Wir achten den radikalen Ansatz der Täuferbewegung, als eine freie Gemeinschaft von entschiedenen Gläubigen Salz der Erde und Licht der Welt zu sein und die Botschaft der Bergpredigt konkret umzusetzen.
Es ist an der Zeit, die Geschichte der Täuferbewegung als Teil unserer eigenen Geschichte zu akzeptieren, von der täuferischen Tradition zu lernen und im Dialog mit den täuferischen Gemeinden das gemeinsame Zeugnis des Evangeliums zu verstärken.
In Anlehnung an die reformierte Tradition bekennen wir:
Wir gehören nicht uns selbst.

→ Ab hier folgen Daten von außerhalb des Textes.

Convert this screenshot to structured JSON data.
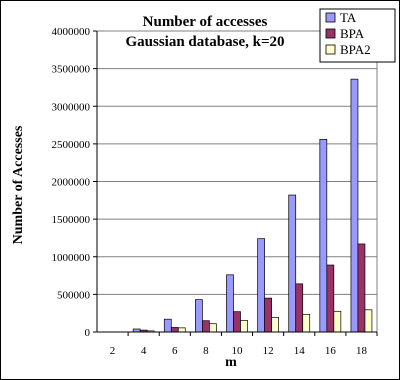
{
  "chart_data": {
    "type": "bar",
    "title": "Number of accesses",
    "subtitle": "Gaussian database, k=20",
    "xlabel": "m",
    "ylabel": "Number of Accesses",
    "categories": [
      "2",
      "4",
      "6",
      "8",
      "10",
      "12",
      "14",
      "16",
      "18"
    ],
    "series": [
      {
        "name": "TA",
        "color": "#9999ff",
        "values": [
          0,
          40000,
          170000,
          430000,
          760000,
          1240000,
          1820000,
          2560000,
          3360000
        ]
      },
      {
        "name": "BPA",
        "color": "#993366",
        "values": [
          0,
          25000,
          60000,
          150000,
          270000,
          450000,
          640000,
          890000,
          1170000
        ]
      },
      {
        "name": "BPA2",
        "color": "#ffffcc",
        "values": [
          0,
          15000,
          55000,
          110000,
          155000,
          195000,
          235000,
          275000,
          295000
        ]
      }
    ],
    "ylim": [
      0,
      4000000
    ],
    "yticks": [
      "0",
      "500000",
      "1000000",
      "1500000",
      "2000000",
      "2500000",
      "3000000",
      "3500000",
      "4000000"
    ],
    "grid": true,
    "legend_position": "top-right"
  }
}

Wir gehören Jesus Christus, der uns in seine Nachfolge ruft und uns auffordert, uns mit jenen Brüdern und Schwestern zu versöhnen, die etwas gegen uns vorbringen können.
Wir gehören nicht uns selbst. Wir gehören Jesus Christus, der uns durch das Kreuz mit Gott versöhnt und uns den Dienst der Versöhnung anvertraut hat.
Wir gehören nicht uns selbst. Wir gehören Jesus Christus, der die Mauer der Feindschaft zwischen uns niedergerissen und Nahe und Ferne in einem Leib vereinigt hat.
Antwort auf das Bekenntnis der Evangelisch-Reformierten Kirche des Kantons Zürich
Liebe Mitglieder der Evangelisch-Reformierten Kirche des Kantons Zürich, liebe Schwestern und Brüder in Christus,
Eure Einladung, gemeinsam mit Euch diesen Tag vorzubereiten und zu gestalten, hat uns berührt. Bereits 1925 und 1952 wurden hier, an diesen historisch wichtigen Stätten, internationale Vertreter der Mennoniten empfangen. Aus einer gemeinsamen Wurzel der Reformation entstammend, ist das Täufertum durch den Bruch und den erlebten Widerstand gegenüber uns wichtigen theologischen Überzeugen der Radikalität und der Nachfolge Christi geprägt. Die Verfolgungen in Zürich und anderswo haben zur Zerstreuung der Täufer geführt. Infolgedessen lebten Täufer ihre Überzeugungen auf dem Prüfstein ganz unterschiedlicher Ausgangslagen und Zusammenhänge.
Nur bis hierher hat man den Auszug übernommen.